Multi Drug Treatment (MDT) merupakan regimen dari Rifampisin, Dapsone
dan Clofazime untuk MB dan regimen Rifampisin dan Dapsone untuk PB.
Pengobatan dilakukan selama 6-8 bulan untuk PB dan 12-16 bulan untuk MB
dan dapat dikerjakan pada faskes tingkat pertama.6,7
2.11. Komplikasi
Komplikasi utama kusta adalah kerusakan saraf tepi, insufisiensi vena, atau
skar. Sebanyak seperempat hingga sepertiga pasien kusta baru, sudah
mengalami kecacatan akibat kerusakan saraf yang ireversibel, terutama pada
tangan, kaki, dan mata. Adanya keratitis disebabkan karena mata kering,
intensitivitas kornea, dan lagoftamlmus. Insufisiensi vena terjadi akibat
kerusakan pada katup vena dalam sehingga menyebabkan dermatitis stasis dan
ulkus. Kerusakan sendi terjadi akibat hilangnya sensasi nyeri yang sifatnya
protektif. Keterlibatan saraf simpatis menyebabkan menurunnya hidrosis
sehingga menyebabkan keringnya telapak tangan dan kaki. Kombinasi berulang
inilah yang pada akhirnya menimbulkan siklus terjadinya trauma kulit.4
Patogenensis
Reaksi kusta tipe 1 merupakan delayed hypersensitivity reaction seperti
halnya reaksi hipersensitivitas tipe IV. Infeksi Mycobacterium leprae (M.

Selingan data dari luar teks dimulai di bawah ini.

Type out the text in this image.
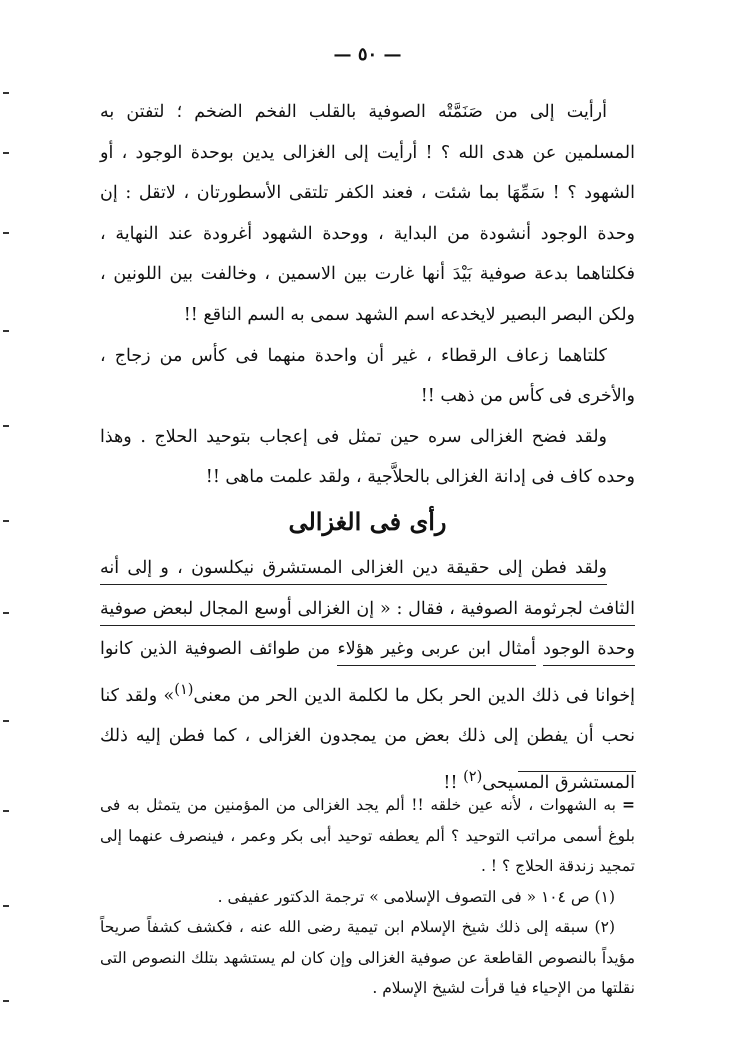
— ٥٠ —

أرأيت إلى من صَنَمَّتْه الصوفية بالقلب الفخم الضخم ؛ لتفتن به المسلمين عن هدى الله ؟ ! أرأيت إلى الغزالى يدين بوحدة الوجود ، أو الشهود ؟ ! سَمِّهَا بما شئت ، فعند الكفر تلتقى الأسطورتان ، لاتقل : إن وحدة الوجود أنشودة من البداية ، ووحدة الشهود أغرودة عند النهاية ، فكلتاهما بدعة صوفية بَيْدَ أنها غارت بين الاسمين ، وخالفت بين اللونين ، ولكن البصر البصير لايخدعه اسم الشهد سمى به السم الناقع !!

كلتاهما زعاف الرقطاء ، غير أن واحدة منهما فى كأس من زجاج ، والأخرى فى كأس من ذهب !!

ولقد فضح الغزالى سره حين تمثل فى إعجاب بتوحيد الحلاج . وهذا وحده كاف فى إدانة الغزالى بالحلاَّجية ، ولقد علمت ماهى !!

رأى فى الغزالى

ولقد فطن إلى حقيقة دين الغزالى المستشرق نيكلسون ، و إلى أنه الثافث لجرثومة الصوفية ، فقال : « إن الغزالى أوسع المجال لبعض صوفية وحدة الوجود أمثال ابن عربى وغير هؤلاء من طوائف الصوفية الذين كانوا إخوانا فى ذلك الدين الحر بكل ما لكلمة الدين الحر من معنى$^{(١)}$» ولقد كنا نحب أن يفطن إلى ذلك بعض من يمجدون الغزالى ، كما فطن إليه ذلك المستشرق المسيحى$^{(٢)}$ !!

=به الشهوات ، لأنه عين خلقه !! ألم يجد الغزالى من المؤمنين من يتمثل به فى بلوغ أسمى مراتب التوحيد ؟ ألم يعطفه توحيد أبى بكر وعمر ، فينصرف عنهما إلى تمجيد زندقة الحلاج ؟ ! .

(١) ص ١٠٤ « فى التصوف الإسلامى » ترجمة الدكتور عفيفى .

(٢) سبقه إلى ذلك شيخ الإسلام ابن تيمية رضى الله عنه ، فكشف كشفاً صريحاً مؤيداً بالنصوص القاطعة عن صوفية الغزالى وإن كان لم يستشهد بتلك النصوص التى نقلتها من الإحياء فيا قرأت لشيخ الإسلام .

leprae) dapat memicu ekspresi MCH kelas II pada permukaan sel. Hal ini akan
memicu limfosit CD4 membunuh sel terinfeksi dengan mediasi sitokin, seperti
TNF. Pada dasarnya rekasi tipe 1 terjadi akibat perubahan keseimbangan antara
imunitas dan basil; hasilnya dapat terjadi upgrading/reversal ataupun
downgrading. Reaksi tipe 1 ini diartikan reaksi reversal karena paling sering
dijumpai terutama pada kasus-kasus yang mendapatkan pengobatan, sedangkan
downgrading reaction lebih jarang dijumpai karena berjalan lebih lambat dan
umumnya dijumpai pada kasus-kasus yang tidak mendapatkan pengobatan.3
Gejala Klinis
Gejala berupa perubahan lesi kulit ataupun saraf akibat peradangan karena
antigen M. leprae terdapat pada saraf dan kulit, khususnya sel Schwan dan
makrofag. Manifestasi klinis lesi kulit berupa kemerahan, bengkak, nyeri dan
panas. Pada saraf dapat terjadi neuritis dan gangguan fungsi saraf. Gejala
konstitusi umumnya lebih ringan dibanding reaksi tipe 2.3
Pengobatan
Pasien kusta harus diedukasi mengenai risiko reaksi kusta tipe 1 saat
mendapatkan pengobatan MDT, sehingga dapat mencari pertolongan.
Pengobatan reaksi kusta tipe 1 bertujuan untuk mengatasi inflamasi akut, rasa
nyeri dan kerusakan saraf. Pengobatan MDT seharusnya dimulai atau
dilanjutkan pada pasien dengan reaksi kusta tipe 1 tanpa mengurangi dosis.
Pasien kusta tipe 1 ringan diobati dengan analgetik dan sedative bila perlu,
reaksi kusta tipe 1 berat diobati dengan kortikosteroid oral 30-40 mg setiap hari
selama satu bulan dan diturunkan 5 mg tiap bulan.3
BAB III
PENUTUP
3.1 Kesimpulan
1. Kusta adalah suatu penyakit infeksi granulomatosa yang disebabkan oleh
Mycobacterium leprae. Penyakit ini terutama menyerang saraf tepi dan kulit.
2. Reaksi kusta adalah episode akut dalam perjalanan kronis penyakit kusta,
merupakan reaksi kekebalan (cellular response) atau reaksi antigen antibody
(humoral response) yang merugikan, terutama jika mengenai saraf tepi karena
menyebabkan gangguan fungsi (cacat)
3. Reaksi kusta dibagi menjadi 2, yaitu reaksi kusta tipe I dan reaksi kusta tipe II.
4. Reaksi tipe 1 mempunyai ciri khas yaitu timbulnya inflamasi akut dari lesi
kulit atau saraf maupun keduan
5. Pengobatan MDT seharusnya dimulai atau dilanjutkan pada pasien dengan
reaksi kusta tipe 1 tanpa mengurangi dosis.